Nos marchamos, no sin antes haber observado que además de sus armas — un arco o jabalinas con puntas de obsidiana finamente talladas— los Sswis llevaban alrededor de la parte vertical del cuerpo, una especie de cinturón de fibras vegetales artísticamente trenzadas, que sostenía unas pequeñas bolsas de la misma naturaleza, llenos de objetos de obsidiana, que recordaban notablemente los útiles de nuestro Paleolítico Superior humano.

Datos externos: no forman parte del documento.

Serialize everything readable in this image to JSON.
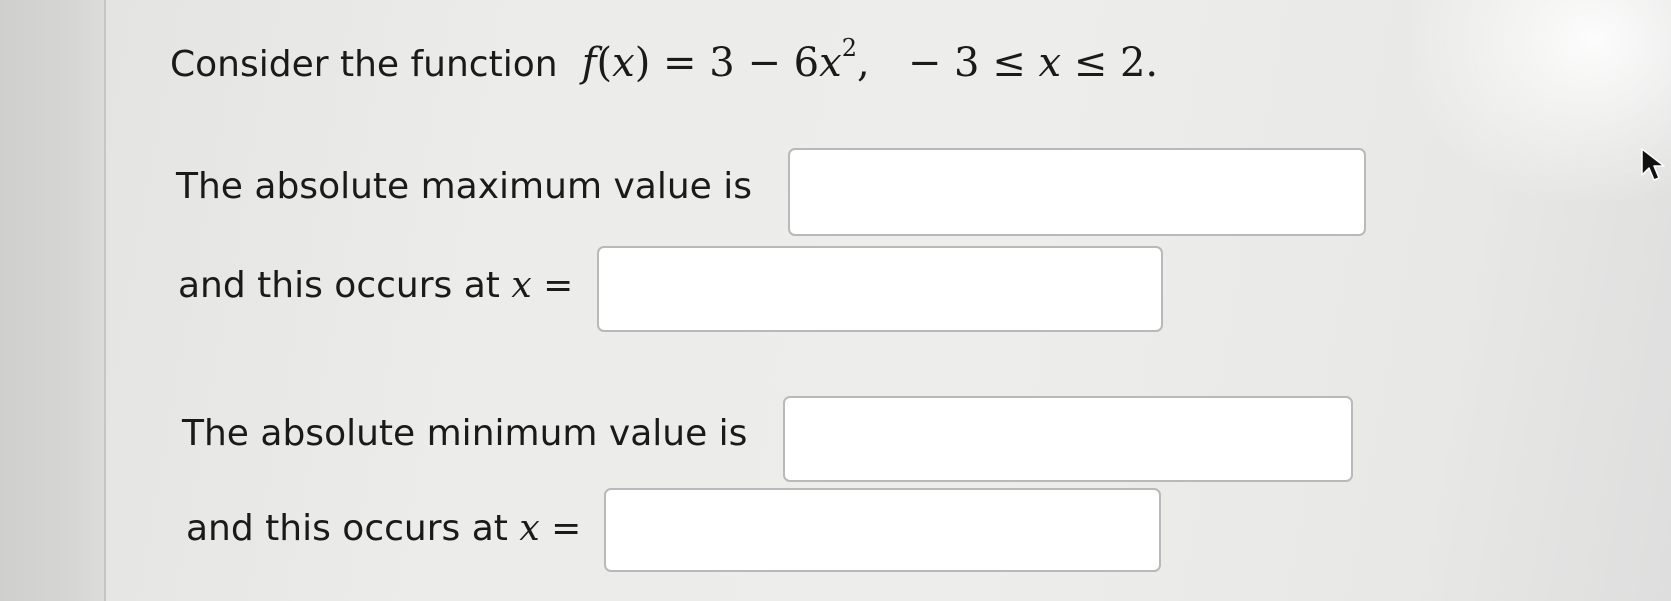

Escogimos, para pasar la noche, una extensión de terreno completamente desprovisto de vegetación. Estos curiosos espacios desnudos eran bastante frecuentes, y me convencí de que eran debidos a la naturaleza del suelo, una especie de laterita completamente estéril. Sea cual fuera la causa, servía a nuestros designios. Detuvimos el camión en lo alto de una elevada pendiente, como precaución a una posible falla en la puesta en marcha del motor. Todas las precauciones fueron inútiles. La noche transcurrió sin alarma alguna, turbada apenas por el grito lejano de un Goliat. No obstante, por la mañana, Miguel me despertó con una cara preocupada.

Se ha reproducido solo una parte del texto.